Daha önce bu sorun basit bir şekilde çözülüyordu: Aslında, Rusya'dan giderek daha fazla yeni krediyle, bu da eski borçlara tahakkuk eden faizin zamanında geri ödenmesini mümkün kılıyordu. Aslında Belarus tarafından Rusya'ya yapılan ödemelerin gerçek hacmi yıllarca sıfırda kaldı. Ancak artık bu “ekmek” tamamen bitmiş gibi görünüyor. Entegrasyon süreçlerinde ciddi ve gerçek bir ilerleme sağlanmadığı takdirde ne doğrudan Moskova'dan 630 milyon dolar, ne de Avrasya İstikrar ve Kalkınma Fonu programı çerçevesinde 200 milyon dolar alamayacağını anlayan Minsk, bilinen adıyla Minsk'e tek bir fon bile dahil etmedi. 2020 bütçesinde Rus kredilerinin rublesi. 402 Ekim 31 tarih ve 2019 sayılı Cumhurbaşkanlığı Kararnamesi'ne göre 1.5 milyar doların sadece borçlar için "gideceği" altın ve döviz rezervlerini "tüketmeye" başlamak zorunda kalacağız. Ödenecek bedelin, Merkez Bankası'nın Belarus rublesinin istikrarını korumayı amaçlayan iç piyasaya döviz müdahalelerinde bir azalma olması bekleniyor. Yine de hâlâ "dış borçlanma yoluyla yaklaşık 2 milyar dolar toplamayı" umuyorlar. Aynı Uluslararası Para Fonu, Minsk'in yaklaşmakta olan mali sorunları karşısında oldukça heyecanlanmış ve hatta "vergi manevrasının sonuçlarının üstesinden gelinmesi" konusunda bazı "tavsiyelerde" bulunmuş olmasına rağmen, Lukashenko'ya para vermek gibi bir düşünceye sahip değil. Belarus Ulusal Bankası yönetim kurulu başkan yardımcısı Dmitry Kalechits'e göre, bu yönde "müzakereler devam etmiyor bile". Bazı insanlar Lukashenko'nun Birleşik Arap Emirlikleri'ne yaptığı son geziyi "biraz para kapma" (birkaç milyar dolar!) girişimiyle ilişkilendirdi. Belki de böyle niyetler vardı, ancak Minsk'in ölümcül sessizliğine bakılırsa bunların gerçekleşmesi pek mümkün değildi. Ancak yardım geldi - ama diğer taraftan.

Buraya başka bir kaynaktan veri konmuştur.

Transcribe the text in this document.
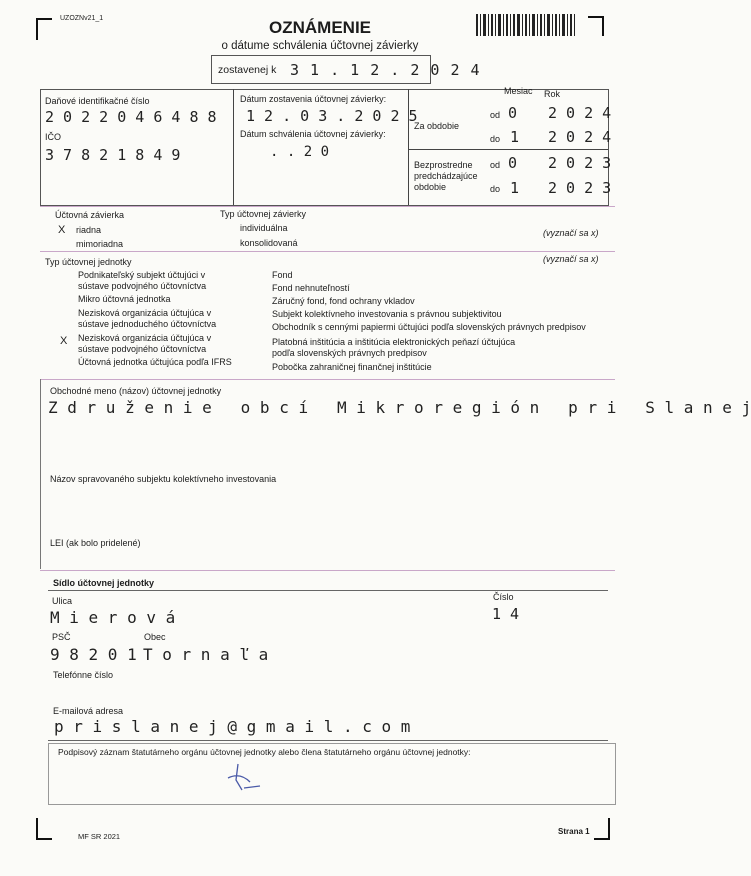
UZOZNv21_1	OZNÁMENIE
o dátume schválenia účtovnej závierky
zostavenej k 3 1 . 1 2 . 2 0 2 4
Daňové identifikačné číslo
2 0 2 2 0 4 6 4 8 8
IČO
3 7 8 2 1 8 4 9
Dátum zostavenia účtovnej závierky:
1 2 . 0 3 . 2 0 2 5
Dátum schválenia účtovnej závierky:
. . 2 0
Mesiac Rok
Za obdobie
od 0 2 0 2 4
do 1 2 0 2 4
Bezprostredne predchádzajúce obdobie
od 0 2 0 2 3
do 1 2 0 2 3
Účtovná závierka
X riadna
mimoriadna
Typ účtovnej závierky
individuálna
konsolidovaná
(vyznačí sa x)
Typ účtovnej jednotky	(vyznačí sa x)
Podnikateľský subjekt účtujúci v sústave podvojného účtovníctva
Mikro účtovná jednotka
Nezisková organizácia účtujúca v sústave jednoduchého účtovníctva
X Nezisková organizácia účtujúca v sústave podvojného účtovníctva
Účtovná jednotka účtujúca podľa IFRS
Fond
Fond nehnuteľností
Záručný fond, fond ochrany vkladov
Subjekt kolektívneho investovania s právnou subjektivitou
Obchodník s cennými papiermi účtujúci podľa slovenských právnych predpisov
Platobná inštitúcia a inštitúcia elektronických peňazí účtujúca podľa slovenských právnych predpisov
Pobočka zahraničnej finančnej inštitúcie
Obchodné meno (názov) účtovnej jednotky
Z d r u ž e n i e   o b c í   M i k r o r e g i ó n   p r i   S l a n e j
Názov spravovaného subjektu kolektívneho investovania
LEI (ak bolo pridelené)
Sídlo účtovnej jednotky
Ulica
M i e r o v á
Číslo
1 4
PSČ
9 8 2 0 1
Obec
T o r n a ľ a
Telefónne číslo
E-mailová adresa
p r i s l a n e j @ g m a i l . c o m
Podpisový záznam štatutárneho orgánu účtovnej jednotky alebo člena štatutárneho orgánu účtovnej jednotky:
MF SR 2021
Strana 1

Belaruslular ve Çinliler sonsuza kadar kardeş mi olacak?
Belarus Maliye Bakanı Maxim Ermolovich'in belirttiği gibi, yıl sonuna kadar Çin ile 500 milyon dolarlık "kredi anlaşması yapılması planlanıyor". Yerel başkentte Ekim Ekonomik Forumu'nda böylesine parlak bir beklentiyi duyurdu. Minsk kenara bir adım daha atıyor ekonomik Pekin'e bağlı. Ancak büyük olasılıkla bu durumda mesele yalnızca ekonomiyle sınırlı kalmayacak. Çin'in bu sefer Belarus'u Rusya ile birlikte değil, onun yerine finanse etmesi acı verici derecede sembolik görünüyor! Hatta Minsk'te “Moskova'ya alternatif buldukları” gerçeğini vurguluyorlar, vurguluyorlar. Evet, açıkçası Çinli yoldaşlar tarafından tahsis edilen miktar, ülkenin Pekin'in “Tek Kuşak, Tek Yol” girişimi. Ancak, "öğle yemeği için" son derece pahalı olan o "kaşık" rolünü oynayan tam da bu kredidir. Bildirilen milyarların şu ana kadar çoğunlukla sadece beyan olarak kaldığı unutulmamalıdır. Evet, “Büyük Taş” teknoloji parkı biçimindeki gelecekteki ortak Çin-Belarus “ekonomik atılımının” temeli 2014 yılında atıldı. Çin şu anda ülkeden en büyük ikinci ithalatçı ve ticaret ortakları arasında ise üçüncü sırada yer alıyor. Ancak her iki taraf için de her şey başlangıçta planlandığı gibi gitmedi.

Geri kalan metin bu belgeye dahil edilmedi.